@chad86, oui, sur ce sujet l'IA générative est assez aidante :
Airbus : focus supply chain & avis d’analystes sur les livraisons
1. Ce que le marché regarde aujourd’hui : la capacité d’Airbus à livrer
Le sujet central pour les investisseurs reste la cadence de livraisons, car c’est elle qui déclenche la reconnaissance du chiffre d’affaires et du cash-flow. Airbus vise environ 870 livraisons commerciales en 2026, malgré un début d’année jugé lent.
À fin avril 2026 :
Airbus avait livré 181 appareils depuis le début de l’année ;
dont une majorité d’A320 Family ;
avec une montée en cadence encore insuffisante pour rassurer totalement le marché.
2. Les principaux problèmes supply chain
a) Moteurs Pratt & Whitney = principal goulot d’étranglement
Le point le plus cité par les analystes concerne les difficultés de livraison de moteurs Pratt & Whitney sur les A320neo.

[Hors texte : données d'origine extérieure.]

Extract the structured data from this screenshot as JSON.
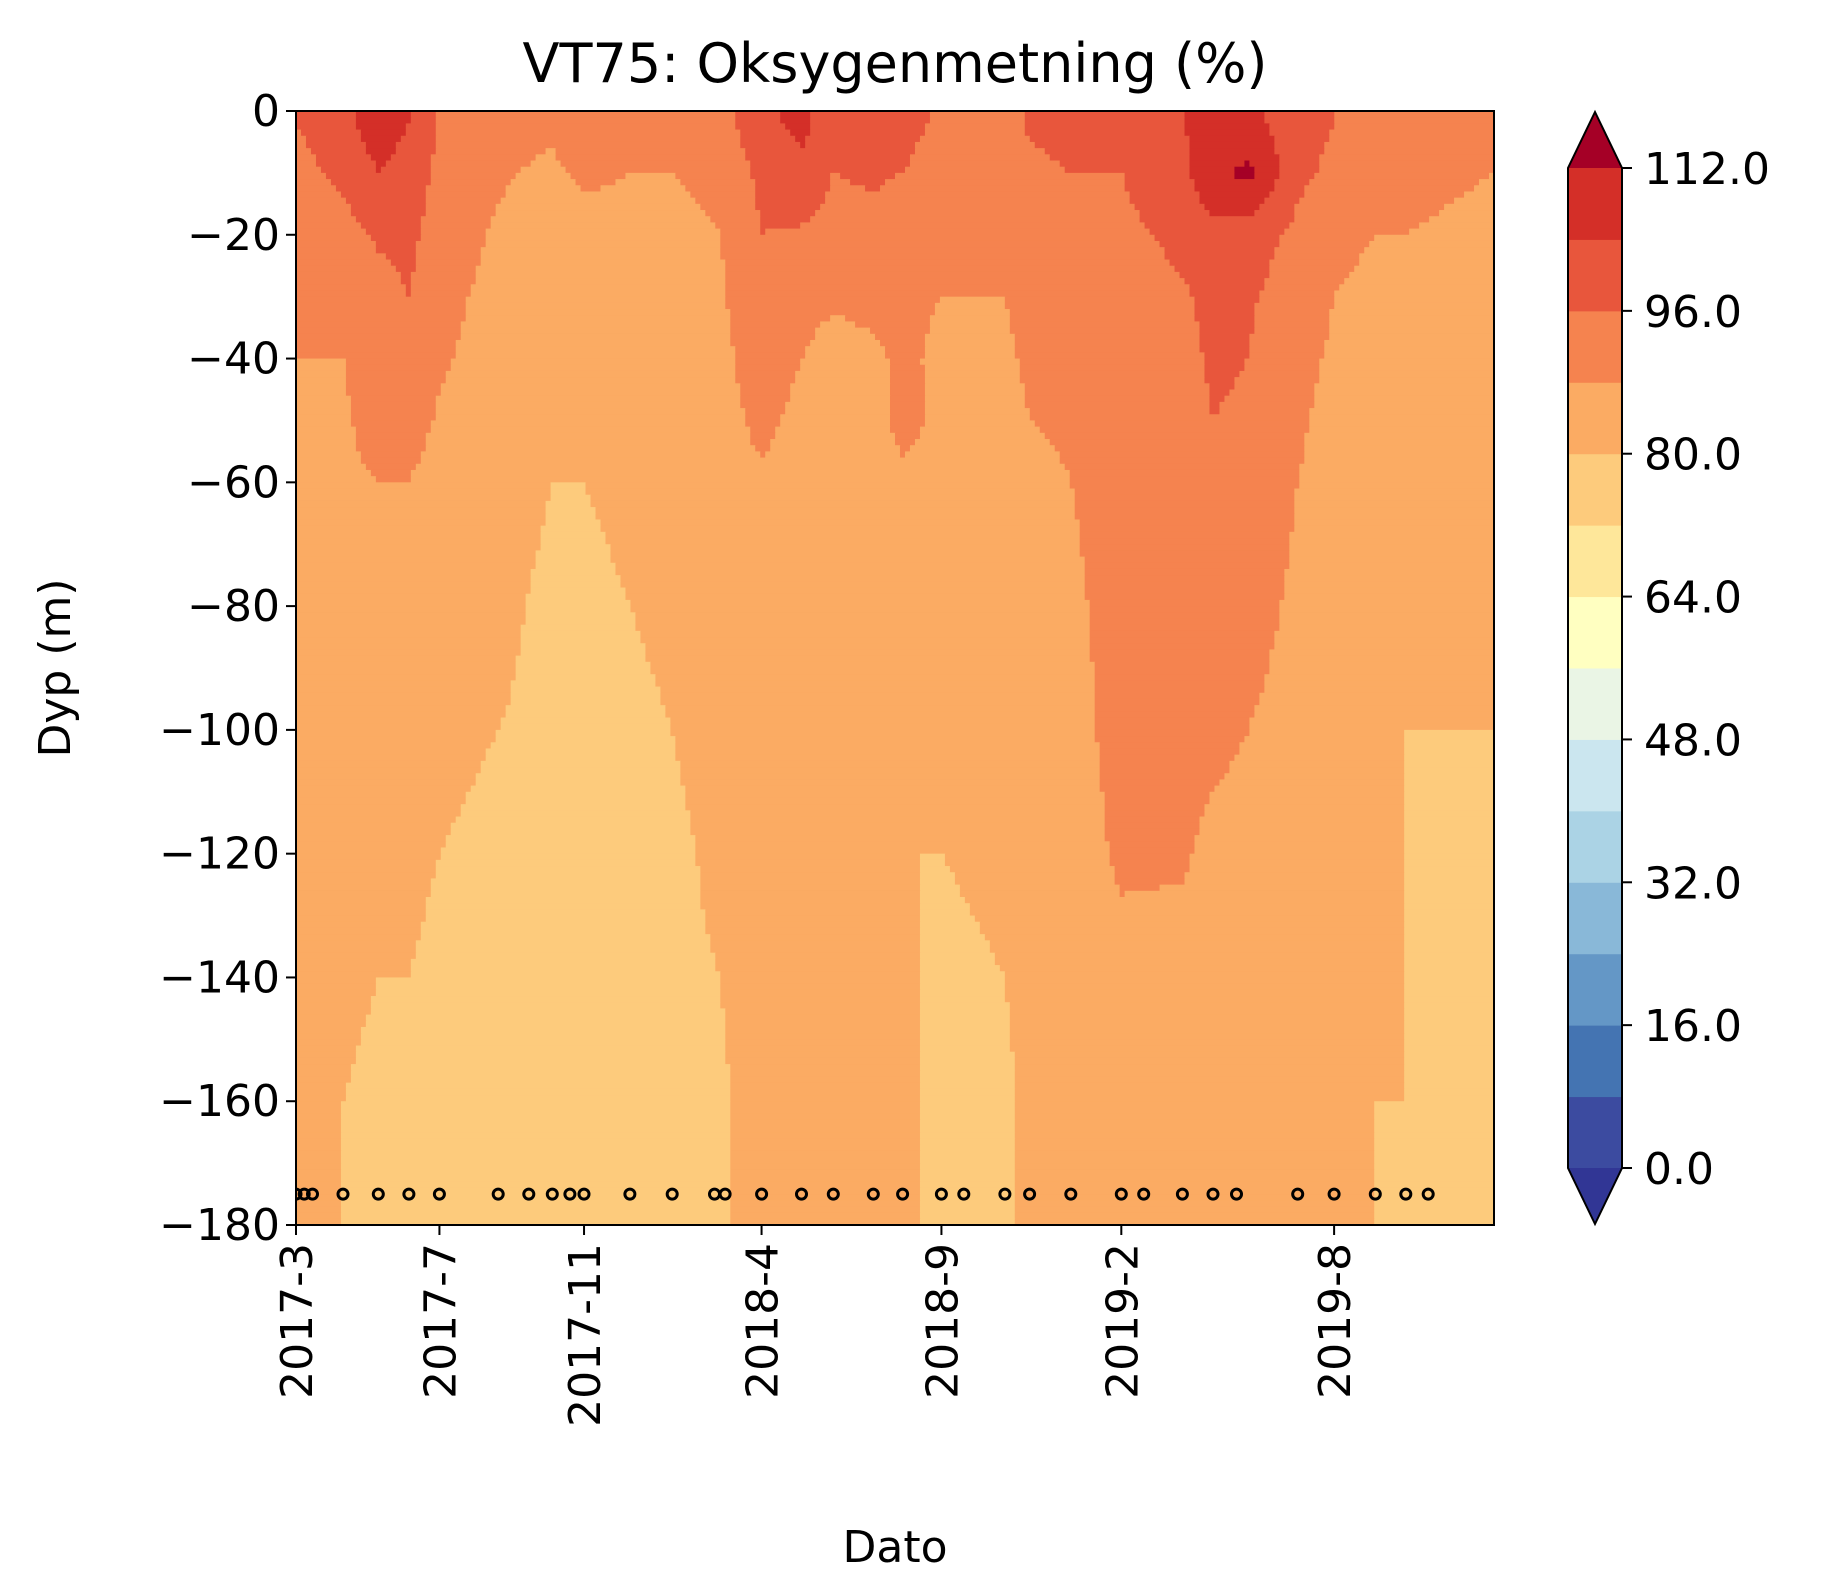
{
  "chart_data": {
    "type": "contour",
    "title": "VT75: Oksygenmetning (%)",
    "xlabel": "Dato",
    "ylabel": "Dyp (m)",
    "ylim": [
      -180,
      0
    ],
    "y_ticks": [
      0,
      -20,
      -40,
      -60,
      -80,
      -100,
      -120,
      -140,
      -160,
      -180
    ],
    "y_tick_labels": [
      "0",
      "−20",
      "−40",
      "−60",
      "−80",
      "−100",
      "−120",
      "−140",
      "−160",
      "−180"
    ],
    "x_range": [
      "2017-03-01",
      "2019-12-15"
    ],
    "x_ticks": [
      "2017-03-01",
      "2017-07-01",
      "2017-11-01",
      "2018-04-01",
      "2018-09-01",
      "2019-02-01",
      "2019-08-01"
    ],
    "x_tick_labels": [
      "2017-3",
      "2017-7",
      "2017-11",
      "2018-4",
      "2018-9",
      "2019-2",
      "2019-8"
    ],
    "colorbar": {
      "levels": [
        0,
        8,
        16,
        24,
        32,
        40,
        48,
        56,
        64,
        72,
        80,
        88,
        96,
        104,
        112
      ],
      "tick_values": [
        0,
        16,
        32,
        48,
        64,
        80,
        96,
        112
      ],
      "tick_labels": [
        "0.0",
        "16.0",
        "32.0",
        "48.0",
        "64.0",
        "80.0",
        "96.0",
        "112.0"
      ],
      "colors": [
        "#3c4ba0",
        "#4474b2",
        "#6497c6",
        "#89b8d8",
        "#abd3e5",
        "#cbe6ef",
        "#eaf5e5",
        "#ffffc1",
        "#fee79a",
        "#fdcb7c",
        "#fbab63",
        "#f5834f",
        "#e8563c",
        "#d42f28"
      ],
      "under_color": "#313695",
      "over_color": "#a50026",
      "extend": "both"
    },
    "sample_dates": [
      "2017-03-01",
      "2017-03-08",
      "2017-03-15",
      "2017-04-10",
      "2017-05-10",
      "2017-06-05",
      "2017-07-01",
      "2017-08-20",
      "2017-09-15",
      "2017-10-05",
      "2017-10-20",
      "2017-11-01",
      "2017-12-10",
      "2018-01-15",
      "2018-02-20",
      "2018-03-01",
      "2018-04-01",
      "2018-05-05",
      "2018-06-01",
      "2018-07-05",
      "2018-07-30",
      "2018-09-01",
      "2018-09-20",
      "2018-10-25",
      "2018-11-15",
      "2018-12-20",
      "2019-02-01",
      "2019-02-20",
      "2019-03-25",
      "2019-04-20",
      "2019-05-10",
      "2019-07-01",
      "2019-08-01",
      "2019-09-05",
      "2019-10-01",
      "2019-10-20"
    ],
    "sample_depth": -175,
    "field_note_marker": "black open circles at each profile date",
    "contour_grid": {
      "dates": [
        "2017-03-01",
        "2017-04-10",
        "2017-05-10",
        "2017-06-05",
        "2017-07-01",
        "2017-08-20",
        "2017-10-05",
        "2017-11-01",
        "2017-12-10",
        "2018-01-15",
        "2018-02-25",
        "2018-04-01",
        "2018-05-05",
        "2018-06-01",
        "2018-07-05",
        "2018-07-30",
        "2018-09-01",
        "2018-10-25",
        "2018-11-15",
        "2018-12-20",
        "2019-02-01",
        "2019-03-25",
        "2019-04-20",
        "2019-05-20",
        "2019-07-01",
        "2019-08-01",
        "2019-09-05",
        "2019-10-01",
        "2019-12-15"
      ],
      "depths": [
        -2,
        -10,
        -20,
        -30,
        -40,
        -50,
        -60,
        -80,
        -100,
        -120,
        -140,
        -160,
        -178
      ],
      "values": [
        [
          96,
          102,
          108,
          104,
          95,
          92,
          90,
          96,
          92,
          91,
          92,
          102,
          106,
          100,
          98,
          98,
          95,
          93,
          97,
          99,
          98,
          104,
          106,
          106,
          100,
          96,
          94,
          92,
          90
        ],
        [
          93,
          98,
          104,
          101,
          94,
          89,
          86,
          90,
          88,
          88,
          90,
          98,
          102,
          96,
          97,
          96,
          93,
          91,
          94,
          96,
          96,
          102,
          110,
          114,
          98,
          94,
          91,
          90,
          88
        ],
        [
          91,
          93,
          97,
          98,
          92,
          87,
          84,
          84,
          85,
          86,
          88,
          96,
          95,
          93,
          94,
          92,
          90,
          89,
          92,
          94,
          94,
          98,
          102,
          100,
          94,
          90,
          88,
          88,
          86
        ],
        [
          89,
          90,
          93,
          96,
          90,
          86,
          83,
          83,
          84,
          85,
          87,
          94,
          92,
          90,
          91,
          90,
          88,
          88,
          90,
          92,
          92,
          95,
          98,
          97,
          92,
          88,
          86,
          86,
          85
        ],
        [
          88,
          88,
          95,
          94,
          89,
          85,
          82,
          82,
          83,
          84,
          86,
          92,
          88,
          83,
          86,
          90,
          86,
          87,
          89,
          90,
          91,
          94,
          97,
          96,
          90,
          87,
          85,
          85,
          84
        ],
        [
          86,
          86,
          94,
          92,
          87,
          84,
          81,
          81,
          82,
          83,
          85,
          90,
          86,
          80,
          83,
          92,
          85,
          86,
          88,
          89,
          90,
          93,
          96,
          95,
          89,
          86,
          84,
          84,
          83
        ],
        [
          85,
          85,
          88,
          88,
          84,
          82,
          80,
          80,
          81,
          82,
          84,
          87,
          84,
          81,
          82,
          85,
          84,
          84,
          86,
          88,
          90,
          92,
          94,
          92,
          88,
          85,
          83,
          83,
          82
        ],
        [
          84,
          84,
          82,
          83,
          82,
          81,
          79,
          79,
          80,
          81,
          83,
          86,
          82,
          83,
          82,
          83,
          82,
          83,
          85,
          87,
          90,
          91,
          92,
          90,
          87,
          84,
          82,
          81,
          81
        ],
        [
          83,
          83,
          82,
          82,
          81,
          80,
          79,
          78,
          79,
          80,
          82,
          85,
          82,
          82,
          80,
          82,
          81,
          82,
          84,
          86,
          90,
          91,
          90,
          88,
          86,
          83,
          81,
          80,
          80
        ],
        [
          82,
          82,
          81,
          81,
          80,
          79,
          78,
          78,
          78,
          79,
          81,
          84,
          82,
          82,
          81,
          80,
          80,
          81,
          83,
          85,
          89,
          89,
          86,
          85,
          84,
          82,
          81,
          80,
          79
        ],
        [
          82,
          81,
          80,
          80,
          79,
          79,
          78,
          77,
          78,
          79,
          80,
          84,
          81,
          82,
          82,
          81,
          79,
          80,
          82,
          84,
          86,
          85,
          84,
          84,
          83,
          82,
          81,
          80,
          80
        ],
        [
          81,
          80,
          79,
          79,
          78,
          78,
          77,
          77,
          77,
          78,
          79,
          83,
          81,
          82,
          82,
          82,
          78,
          79,
          81,
          83,
          84,
          84,
          83,
          83,
          82,
          81,
          80,
          80,
          79
        ],
        [
          80,
          80,
          79,
          78,
          78,
          77,
          77,
          77,
          77,
          78,
          79,
          83,
          81,
          82,
          82,
          82,
          78,
          79,
          81,
          82,
          83,
          83,
          83,
          82,
          82,
          81,
          80,
          79,
          79
        ]
      ]
    }
  }
}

Airbus lui-même reconnaît que Pratt reste “the key pacer” de la montée en cadence.
Conséquences :
retards de production A320neo ;
livraisons davantage concentrées au S2 2026 ;
visibilité réduite trimestre par trimestre.
b) Problèmes industriels sur les panneaux de fuselage A320
Airbus a encore subi les effets des défauts qualité sur certains panneaux de fuselage, ce qui avait déjà forcé le groupe à réduire son objectif 2025.
Même si le problème technique est officiellement “contenu”, les inspections et reprises industrielles continuent de perturber les flux.
c) Difficultés sur le programme A350
Le marché est devenu plus nerveux après les informations sur :
les retards potentiels de l’A350 ;
les difficultés d’intégration des actifs repris à Spirit AeroSystems ;
les tensions de staffing dans l’usine de Kinston (Caroline du Nord).
Le sujet inquiète particulièrement car Airbus veut monter l’A350 à 12 avions/mois d’ici 2028.
3. Ce que disent les analystes
Vue globale : demande très forte, exécution encore fragile
Le
Consensus reste globalement positif sur Airbus à moyen terme grâce :
au backlog record (>9 000 avions) ;
à la faiblesse relative de
boeing ;
à une demande aérienne toujours robuste.
Mais les analystes sont plus prudents sur le “timing” des livraisons.
RBC Capital Markets
RBC conserve une recommandation “Outperform”, mais souligne :
un début d’année en retard par rapport aux attentes ;
des problèmes moteurs qui devraient peser “throughout much of 2026” ;
un profil de livraisons très concentré sur le second semestre.
RBC a aussi abaissé ses prévisions de livraisons 2027-2028.
Morgan Stanley
Morgan Stanley anticipe :
un T1 faible ;
une forte baisse de l’EBIT ajusté ;
un impact direct des disruptions supply chain sur la rentabilité court terme.
DZ Bank
DZ Bank reste plus constructif :
considère que les livraisons devraient accélérer au fil de l’année ;
estime que la demande reste suffisamment forte pour absorber les retards temporaires.
4. Le point clé pour le titre Airbus en bourse
Le marché ne doute pas vraiment de la demande.
La vraie question est :
“Airbus peut-il physiquement sortir les avions des chaînes au rythme annoncé ?”
Aujourd’hui :
le backlog protège la visibilité long terme ;
mais chaque mois de livraisons est scruté de près ;
surtout sur l’A320neo et l’A350.
5. Mon résumé du sentiment marché
Positif long terme
backlog énorme ;
avantage compétitif face à
boeing ;
pricing power solide ;
trafic aérien porteur.
Risques court terme
supply chain encore fragile ;
dépendance moteurs ;
exécution industrielle A350 ;
risque de décalage de cash-flow si les livraisons glissent en fin d’année.
Le marché semble donc :
bullish structurellement sur Airbus,
mais très attentif aux chiffres mensuels de livraisons.